Associate Professor Timothy Tan from the School of Chemistry, Chemical Engineering and Biotechnology at NTU in collaboration with Associate Professor Tey Hong Liang, Co-Director of the Skin Diseases Programme at the National Skin Centre, Singapore, have developed the world’s first activated-siRNA dissolving microneedle patch for pathological scars such as hypertrophic scars and keloids.

Gene silencing RNA (siRNA) is a potent candidate for preventing and treating diseases that currently do not have good therapies or are undruggable using conventional drugs. Through silencing specific gene expressions, the overproduction of certain proteins linked to diseases can be significantly reduced, thus treating the diseases.
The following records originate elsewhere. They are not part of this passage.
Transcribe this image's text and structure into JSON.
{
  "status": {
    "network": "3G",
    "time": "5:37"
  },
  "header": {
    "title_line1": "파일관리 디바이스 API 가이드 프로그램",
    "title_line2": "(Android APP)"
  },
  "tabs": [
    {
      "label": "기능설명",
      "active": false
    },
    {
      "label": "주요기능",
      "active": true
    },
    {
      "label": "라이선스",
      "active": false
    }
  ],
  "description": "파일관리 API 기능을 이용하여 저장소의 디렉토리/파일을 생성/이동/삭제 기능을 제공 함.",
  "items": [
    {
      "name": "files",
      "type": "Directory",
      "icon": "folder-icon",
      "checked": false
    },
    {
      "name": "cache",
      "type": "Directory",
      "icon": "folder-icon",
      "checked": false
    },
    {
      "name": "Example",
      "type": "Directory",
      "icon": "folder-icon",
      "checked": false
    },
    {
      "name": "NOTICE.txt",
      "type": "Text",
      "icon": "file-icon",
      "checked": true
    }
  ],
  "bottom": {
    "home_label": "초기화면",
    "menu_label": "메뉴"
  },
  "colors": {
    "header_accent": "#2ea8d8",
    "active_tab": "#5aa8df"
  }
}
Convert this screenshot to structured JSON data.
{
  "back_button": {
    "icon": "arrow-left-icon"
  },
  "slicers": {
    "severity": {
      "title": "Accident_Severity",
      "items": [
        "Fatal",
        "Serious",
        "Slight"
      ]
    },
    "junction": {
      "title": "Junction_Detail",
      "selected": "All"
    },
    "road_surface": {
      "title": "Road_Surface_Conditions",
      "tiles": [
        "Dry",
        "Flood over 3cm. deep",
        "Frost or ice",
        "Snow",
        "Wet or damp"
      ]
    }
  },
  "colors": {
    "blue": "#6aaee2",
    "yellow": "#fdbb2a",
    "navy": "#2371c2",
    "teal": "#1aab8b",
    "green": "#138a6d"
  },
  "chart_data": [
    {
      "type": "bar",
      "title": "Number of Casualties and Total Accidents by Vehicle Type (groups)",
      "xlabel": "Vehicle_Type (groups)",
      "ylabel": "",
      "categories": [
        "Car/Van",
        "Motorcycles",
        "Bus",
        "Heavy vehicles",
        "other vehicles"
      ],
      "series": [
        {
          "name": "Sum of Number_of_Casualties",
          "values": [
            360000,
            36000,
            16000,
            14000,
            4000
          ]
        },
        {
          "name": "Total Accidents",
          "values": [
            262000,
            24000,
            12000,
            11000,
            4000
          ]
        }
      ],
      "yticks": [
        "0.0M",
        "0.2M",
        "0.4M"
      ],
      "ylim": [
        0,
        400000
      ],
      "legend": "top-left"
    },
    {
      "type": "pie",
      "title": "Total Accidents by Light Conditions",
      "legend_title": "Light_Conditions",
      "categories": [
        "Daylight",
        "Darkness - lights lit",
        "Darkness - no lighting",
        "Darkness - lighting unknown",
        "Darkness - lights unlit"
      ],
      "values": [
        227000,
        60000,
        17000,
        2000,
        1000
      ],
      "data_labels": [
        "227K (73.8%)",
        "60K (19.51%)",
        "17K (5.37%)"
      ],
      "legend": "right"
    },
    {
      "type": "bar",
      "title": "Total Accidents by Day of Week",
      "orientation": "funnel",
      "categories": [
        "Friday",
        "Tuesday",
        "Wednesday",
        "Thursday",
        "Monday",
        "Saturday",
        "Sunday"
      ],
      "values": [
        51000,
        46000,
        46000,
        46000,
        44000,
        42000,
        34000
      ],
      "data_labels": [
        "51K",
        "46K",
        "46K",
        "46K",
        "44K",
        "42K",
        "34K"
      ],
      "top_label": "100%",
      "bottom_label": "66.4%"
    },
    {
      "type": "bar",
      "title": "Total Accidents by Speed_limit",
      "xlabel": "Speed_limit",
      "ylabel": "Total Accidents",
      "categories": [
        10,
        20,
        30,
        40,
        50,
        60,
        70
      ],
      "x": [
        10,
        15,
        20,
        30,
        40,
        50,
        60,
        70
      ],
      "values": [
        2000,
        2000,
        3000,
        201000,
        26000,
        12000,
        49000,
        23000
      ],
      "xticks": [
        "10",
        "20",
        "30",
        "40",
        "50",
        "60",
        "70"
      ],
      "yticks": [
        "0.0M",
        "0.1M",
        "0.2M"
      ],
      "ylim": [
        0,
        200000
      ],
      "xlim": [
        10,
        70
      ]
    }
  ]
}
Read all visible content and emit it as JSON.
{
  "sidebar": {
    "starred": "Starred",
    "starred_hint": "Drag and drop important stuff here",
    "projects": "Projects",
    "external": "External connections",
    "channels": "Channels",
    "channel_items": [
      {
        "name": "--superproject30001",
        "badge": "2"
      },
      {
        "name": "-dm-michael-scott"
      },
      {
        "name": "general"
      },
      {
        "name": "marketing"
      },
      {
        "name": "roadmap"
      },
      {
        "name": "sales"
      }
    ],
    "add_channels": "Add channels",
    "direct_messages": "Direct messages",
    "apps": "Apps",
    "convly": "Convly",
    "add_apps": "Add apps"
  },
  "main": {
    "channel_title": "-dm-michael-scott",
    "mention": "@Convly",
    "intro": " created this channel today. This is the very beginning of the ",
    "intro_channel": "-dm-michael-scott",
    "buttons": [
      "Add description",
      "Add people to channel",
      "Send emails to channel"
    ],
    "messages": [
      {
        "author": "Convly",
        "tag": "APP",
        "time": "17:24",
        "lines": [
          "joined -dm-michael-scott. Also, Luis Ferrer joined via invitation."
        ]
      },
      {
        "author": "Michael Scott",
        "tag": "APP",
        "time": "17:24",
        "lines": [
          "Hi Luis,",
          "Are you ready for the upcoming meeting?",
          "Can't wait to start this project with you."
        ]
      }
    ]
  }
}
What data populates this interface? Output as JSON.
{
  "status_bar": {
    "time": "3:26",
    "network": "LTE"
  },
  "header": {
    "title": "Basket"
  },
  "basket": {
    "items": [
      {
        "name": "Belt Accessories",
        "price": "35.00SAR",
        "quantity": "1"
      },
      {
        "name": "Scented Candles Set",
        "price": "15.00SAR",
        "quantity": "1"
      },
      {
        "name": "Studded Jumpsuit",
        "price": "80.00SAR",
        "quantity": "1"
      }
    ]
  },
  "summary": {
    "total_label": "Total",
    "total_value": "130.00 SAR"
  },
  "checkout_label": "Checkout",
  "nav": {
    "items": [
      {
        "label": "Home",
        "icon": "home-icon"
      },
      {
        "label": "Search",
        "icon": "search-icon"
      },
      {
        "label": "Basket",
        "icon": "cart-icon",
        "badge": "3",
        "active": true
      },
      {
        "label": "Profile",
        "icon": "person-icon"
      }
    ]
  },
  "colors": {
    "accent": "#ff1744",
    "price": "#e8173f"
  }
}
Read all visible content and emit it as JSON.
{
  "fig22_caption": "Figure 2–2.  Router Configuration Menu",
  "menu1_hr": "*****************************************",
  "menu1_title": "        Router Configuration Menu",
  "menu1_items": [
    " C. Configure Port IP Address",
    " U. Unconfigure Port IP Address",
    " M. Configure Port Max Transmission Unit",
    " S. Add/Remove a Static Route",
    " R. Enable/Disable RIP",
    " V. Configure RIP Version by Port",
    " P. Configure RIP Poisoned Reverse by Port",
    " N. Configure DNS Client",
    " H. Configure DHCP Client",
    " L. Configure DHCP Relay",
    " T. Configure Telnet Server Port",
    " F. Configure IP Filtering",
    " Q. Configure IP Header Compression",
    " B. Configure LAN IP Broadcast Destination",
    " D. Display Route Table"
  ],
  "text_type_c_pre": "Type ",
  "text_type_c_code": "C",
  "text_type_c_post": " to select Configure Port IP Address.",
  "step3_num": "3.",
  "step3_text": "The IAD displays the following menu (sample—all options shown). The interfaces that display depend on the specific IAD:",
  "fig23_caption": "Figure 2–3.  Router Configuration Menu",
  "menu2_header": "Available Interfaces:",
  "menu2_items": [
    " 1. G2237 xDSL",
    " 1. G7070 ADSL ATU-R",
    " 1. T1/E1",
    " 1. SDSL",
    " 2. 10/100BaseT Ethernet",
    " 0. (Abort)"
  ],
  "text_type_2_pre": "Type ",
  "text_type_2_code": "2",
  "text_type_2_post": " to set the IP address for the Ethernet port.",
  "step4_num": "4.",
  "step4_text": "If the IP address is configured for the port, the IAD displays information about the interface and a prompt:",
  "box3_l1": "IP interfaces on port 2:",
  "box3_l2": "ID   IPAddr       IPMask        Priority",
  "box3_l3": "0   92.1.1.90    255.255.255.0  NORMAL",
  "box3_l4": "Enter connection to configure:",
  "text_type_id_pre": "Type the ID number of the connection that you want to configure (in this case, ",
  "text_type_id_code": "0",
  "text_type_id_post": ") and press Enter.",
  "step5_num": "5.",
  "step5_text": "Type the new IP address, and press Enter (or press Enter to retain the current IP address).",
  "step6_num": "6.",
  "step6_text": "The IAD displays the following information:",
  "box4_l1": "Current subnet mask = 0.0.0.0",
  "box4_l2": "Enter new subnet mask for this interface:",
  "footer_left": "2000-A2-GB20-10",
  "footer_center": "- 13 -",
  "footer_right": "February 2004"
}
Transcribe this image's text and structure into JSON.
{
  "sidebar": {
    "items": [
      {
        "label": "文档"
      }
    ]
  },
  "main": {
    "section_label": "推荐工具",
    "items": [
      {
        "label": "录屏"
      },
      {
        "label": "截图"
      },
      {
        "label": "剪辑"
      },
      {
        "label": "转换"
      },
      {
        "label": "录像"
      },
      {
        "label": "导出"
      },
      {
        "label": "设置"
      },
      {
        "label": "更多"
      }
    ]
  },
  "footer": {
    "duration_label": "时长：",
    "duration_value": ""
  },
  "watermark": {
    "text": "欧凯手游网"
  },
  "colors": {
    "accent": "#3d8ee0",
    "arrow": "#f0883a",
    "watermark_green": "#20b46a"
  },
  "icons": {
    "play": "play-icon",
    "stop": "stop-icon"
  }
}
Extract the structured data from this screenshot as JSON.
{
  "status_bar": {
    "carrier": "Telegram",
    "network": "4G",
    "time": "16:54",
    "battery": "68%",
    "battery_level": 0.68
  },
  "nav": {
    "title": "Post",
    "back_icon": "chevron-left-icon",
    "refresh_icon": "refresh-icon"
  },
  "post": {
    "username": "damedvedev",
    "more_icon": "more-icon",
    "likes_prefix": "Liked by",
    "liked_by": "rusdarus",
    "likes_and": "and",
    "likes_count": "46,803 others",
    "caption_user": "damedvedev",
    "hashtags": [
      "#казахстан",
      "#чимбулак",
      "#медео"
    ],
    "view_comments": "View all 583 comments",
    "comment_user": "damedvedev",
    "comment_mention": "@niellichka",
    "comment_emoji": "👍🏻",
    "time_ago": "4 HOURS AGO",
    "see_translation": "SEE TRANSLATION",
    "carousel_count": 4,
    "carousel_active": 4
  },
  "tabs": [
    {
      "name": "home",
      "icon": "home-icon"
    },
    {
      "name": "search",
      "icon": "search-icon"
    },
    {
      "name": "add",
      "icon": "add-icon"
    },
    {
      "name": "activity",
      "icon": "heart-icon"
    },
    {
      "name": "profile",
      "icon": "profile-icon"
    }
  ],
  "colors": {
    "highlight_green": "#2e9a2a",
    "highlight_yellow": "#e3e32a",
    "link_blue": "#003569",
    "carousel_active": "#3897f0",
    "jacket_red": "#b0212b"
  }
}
An overview of the RNA interference (RNAi) process is outlined in Figure 1. However, siRNA is unstable and is easily degraded by RNAses found naturally in bodily fluids.

Overcoming the problems of siRNAs stability, Professor Timothy Tan and his team successfully developed siRNA nanoplexes using a proprietary platform technology to protect and deliver siRNA. By embedding the siRNA nanoplex into dissolving hyaluronic acid microneedle tips, this technology allows painless transdermal delivery, overcoming the skin barrier and achieving cell targeting and gene silencing (Figure 2). For pathological scar treatment, gene silencing siRNA targeting collagen production is used to prevent over-accumulation of collagen and scar formation. The proprietary siRNA nanoplex also consists of a specific motif to target skin fibroblasts, which are the main cells in the skin that produce collagen.

After filing a patent for their work, Professor Timothy Tan and his team founded RNAscence Biotech Pte. Ltd. to commercialize their inaugural product, Renectin Antiscar. Renectin Antiscar is clinically and dermatologically tested with proven effectiveness in reducing scar volume by 79%, with 7 in 10 patients having better outcome than current standard of care. Scientifically proven to reduce excess collagen formation, this product empowers patients to provide self-care and will be the first of its kind globally when it launches this year. The scientists are exploring other uses for their invention for skin diseases of which current treatment options are either lacking or inconvenient for patients. The team converged to host a booth at the Art and Science of Medicine Festival 2023 organized by the Lee Kong Chian School of Medicine (LKCMedicine) at HDB Hub on 18 March 2023 (Figure 3).